With this in mind, raising costs for healthcare by making an unnvaccinated pay out of pocket for treatment would likely do more to hurt black Americans, who already die at a higher rate, by forcing an expense on them that may not even be justified by supposed refusal to get vaccinated. Remember, the law clearly states “a person who is eligible to receive a COVID-19 vaccine and chooses not to be vaccinated shall pay for health care expenses out-of-pocket if the person becomes hospitalized because of COVID-19 symptoms.” It does not address persons who unable to get access while also being eligible, so if you missed an appointment or were unable to make one, and were hospitalized for Covid-19, then you would be subject to a massive expense that you probably couldn’t afford.

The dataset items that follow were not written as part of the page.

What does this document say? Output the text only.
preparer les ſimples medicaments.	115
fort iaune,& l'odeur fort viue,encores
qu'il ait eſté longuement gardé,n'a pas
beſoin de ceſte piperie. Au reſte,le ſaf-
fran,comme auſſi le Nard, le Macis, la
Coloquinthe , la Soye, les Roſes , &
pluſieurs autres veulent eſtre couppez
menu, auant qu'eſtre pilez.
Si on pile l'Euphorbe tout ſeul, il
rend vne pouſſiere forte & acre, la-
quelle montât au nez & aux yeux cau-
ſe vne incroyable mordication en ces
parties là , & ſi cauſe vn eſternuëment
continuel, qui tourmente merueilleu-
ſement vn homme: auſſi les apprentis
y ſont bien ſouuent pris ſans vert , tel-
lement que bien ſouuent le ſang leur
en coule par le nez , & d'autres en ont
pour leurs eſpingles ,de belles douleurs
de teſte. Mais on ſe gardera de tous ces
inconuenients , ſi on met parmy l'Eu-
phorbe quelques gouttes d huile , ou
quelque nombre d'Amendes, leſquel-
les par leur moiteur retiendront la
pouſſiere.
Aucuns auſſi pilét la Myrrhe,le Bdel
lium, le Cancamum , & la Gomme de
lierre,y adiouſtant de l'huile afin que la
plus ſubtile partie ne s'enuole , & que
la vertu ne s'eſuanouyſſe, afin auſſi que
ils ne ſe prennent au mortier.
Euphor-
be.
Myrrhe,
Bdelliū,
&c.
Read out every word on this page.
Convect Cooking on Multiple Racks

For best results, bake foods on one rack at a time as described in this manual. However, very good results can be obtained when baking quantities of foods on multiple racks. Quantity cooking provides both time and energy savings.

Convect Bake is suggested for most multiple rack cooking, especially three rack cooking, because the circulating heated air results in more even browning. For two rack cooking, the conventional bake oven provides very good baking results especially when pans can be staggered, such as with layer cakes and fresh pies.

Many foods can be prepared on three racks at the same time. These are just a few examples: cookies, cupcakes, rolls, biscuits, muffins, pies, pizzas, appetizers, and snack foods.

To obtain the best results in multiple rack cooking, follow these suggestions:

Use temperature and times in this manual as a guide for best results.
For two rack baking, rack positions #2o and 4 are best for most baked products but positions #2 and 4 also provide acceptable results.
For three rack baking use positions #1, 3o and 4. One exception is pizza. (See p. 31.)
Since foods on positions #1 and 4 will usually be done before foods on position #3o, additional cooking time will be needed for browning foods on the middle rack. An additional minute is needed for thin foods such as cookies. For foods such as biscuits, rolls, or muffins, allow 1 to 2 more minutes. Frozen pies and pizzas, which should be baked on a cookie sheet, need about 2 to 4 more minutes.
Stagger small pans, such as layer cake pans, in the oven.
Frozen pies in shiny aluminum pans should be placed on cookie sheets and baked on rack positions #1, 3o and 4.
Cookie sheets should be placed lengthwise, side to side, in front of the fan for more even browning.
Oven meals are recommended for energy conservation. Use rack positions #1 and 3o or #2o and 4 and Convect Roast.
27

And considering that black Americans’ lack of access is almost certainly due to federal and state policies, it is completely inappropriate to enact this poorly thought-out policy. There were plenty of alternatives, but the current proposal chooses the most harmful path possible with vaccine enforcement.


While it is tempting to suggest that all mandates will fall into this trap, that is not the case. The Biden administration’s vaccine mandate for employers, while currently challenged in court, could avoid the problems related to healthcare. If the states want to, it could enact a mandate that not only requires employers to get their employees to get vaccinated, but also provides for a state-supported transportation outreach program for those unable to get to vaccination sites on their own.

Moreover, the state should endeavor to avoid general fines against unvaccinated and distinguish between the willfully unvaccinated and those unable to receive it. Under current precedent, the states do have the power to mandate vaccination if they see fit to do so, and if states like Illinois enact such policies while also considering and planning for inequities in access, then they can avoid the problems mentioned above and save lives.